Welsh Ministers have made the Local Health Boards (Directed Functions) (Wales) (Amendment) Regulations 2026, signed on 16 January 2026 and commencing on 1 April 2026. The instrument amends the 2009 framework that directs functions to Local Health Boards (LHBs), extending it to cover direct payments within NHS Wales. The Regulations were made by Dawn Bowden, Minister for Children and Social Care, acting under the authority of the Cabinet Secretary for Health and Social Care.
From 1 April 2026, LHBs must exercise specified Welsh Ministers’ functions relating to direct payments for health care. This includes the functions in sections 10B(1) and 10D of the National Health Service (Wales) Act 2006, and the functions set out in the National Health Service (Direct Payments) (Wales) Regulations 2026. In practice, operational decisions on approving, making and managing direct payments will shift from the centre to NHS bodies locally.
The amendment inserts a definition of “direct payments” into the 2009 Regulations by cross‑reference to section 10B(8) of the 2006 Act. In statutory terms, direct payments are sums provided for the purpose of the health service in Wales so that care can be secured in line with the legal framework. Using the Act’s definition inside the 2009 scheme ensures consistent interpretation across all LHBs.
The direction to LHBs remains qualified. The exercise of these functions is expressly subject to regulation 5 of the 2009 Regulations and to any prohibitions or restrictions contained in an LHB Order. Boards will therefore need to apply the new duties within the existing limits of their establishment instruments and the standing direction architecture that already governs other NHS functions.

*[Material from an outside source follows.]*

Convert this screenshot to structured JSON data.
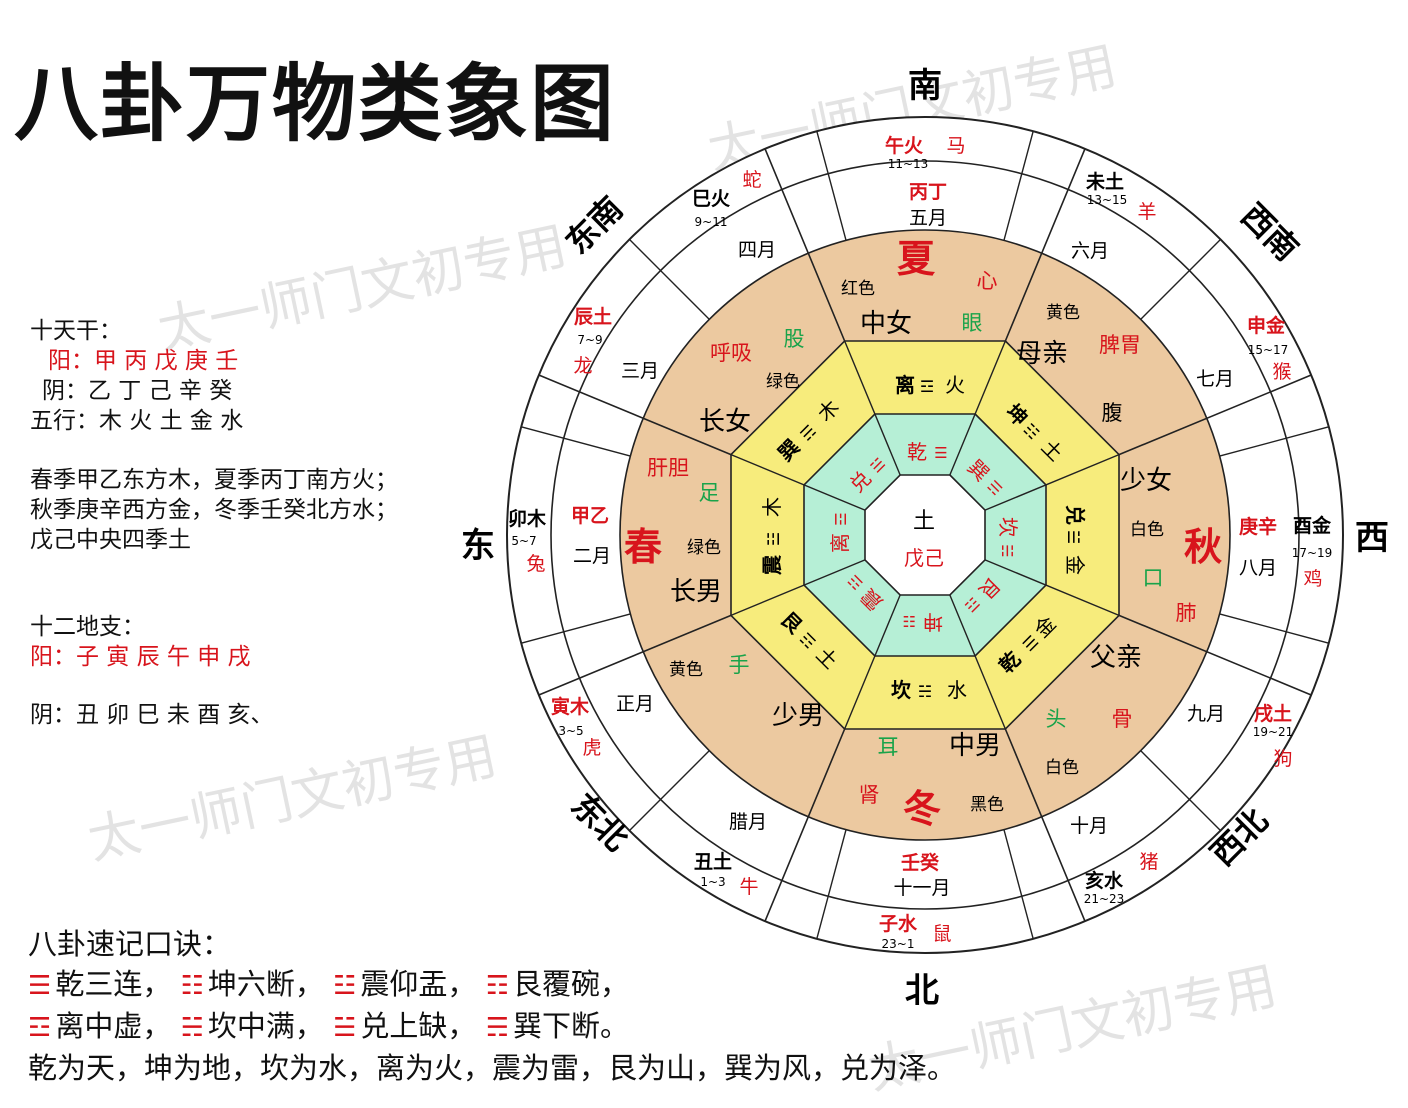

For patients and carers, the change provides a clear statutory route for access to direct payments through local NHS bodies rather than Welsh Ministers. Individuals should expect locally managed processes for considering applications, agreeing care arrangements and monitoring spend, with oversight structured by the new 2026 Regulations and the safeguards already present in the NHS (Wales) Act 2006.
For LHB executives and finance teams, the immediate task is to ensure capability to exercise the transferred functions from 1 April 2026. That includes having documented decision‑making procedures, payment controls, audit and reporting lines, and agreements with other bodies where appropriate under section 10D. Clinical governance, safeguarding and fraud prevention measures should be aligned to the new payment route.
The Explanatory Note confirms that a Regulatory Impact Assessment (RIA) has been prepared under the Welsh Ministers’ Code of Practice. The RIA sets out the likely costs and benefits of complying with the Regulations and is available from the Welsh Government at Cathays Park, Cardiff, and on gov.wales. Commissioners, providers and third‑sector partners should review it to understand expected implementation costs and assumptions.
The legislative backdrop is recent. Sections 10B to 10D were inserted into the National Health Service (Wales) Act 2006 by section 24(2) of the Health and Social Care (Wales) Act 2025. This amendment to the 2009 Directed Functions Regulations operationalises that primary legislation by placing day‑to‑day delivery of direct payments with LHBs, creating a single, locally administered route from 1 April 2026.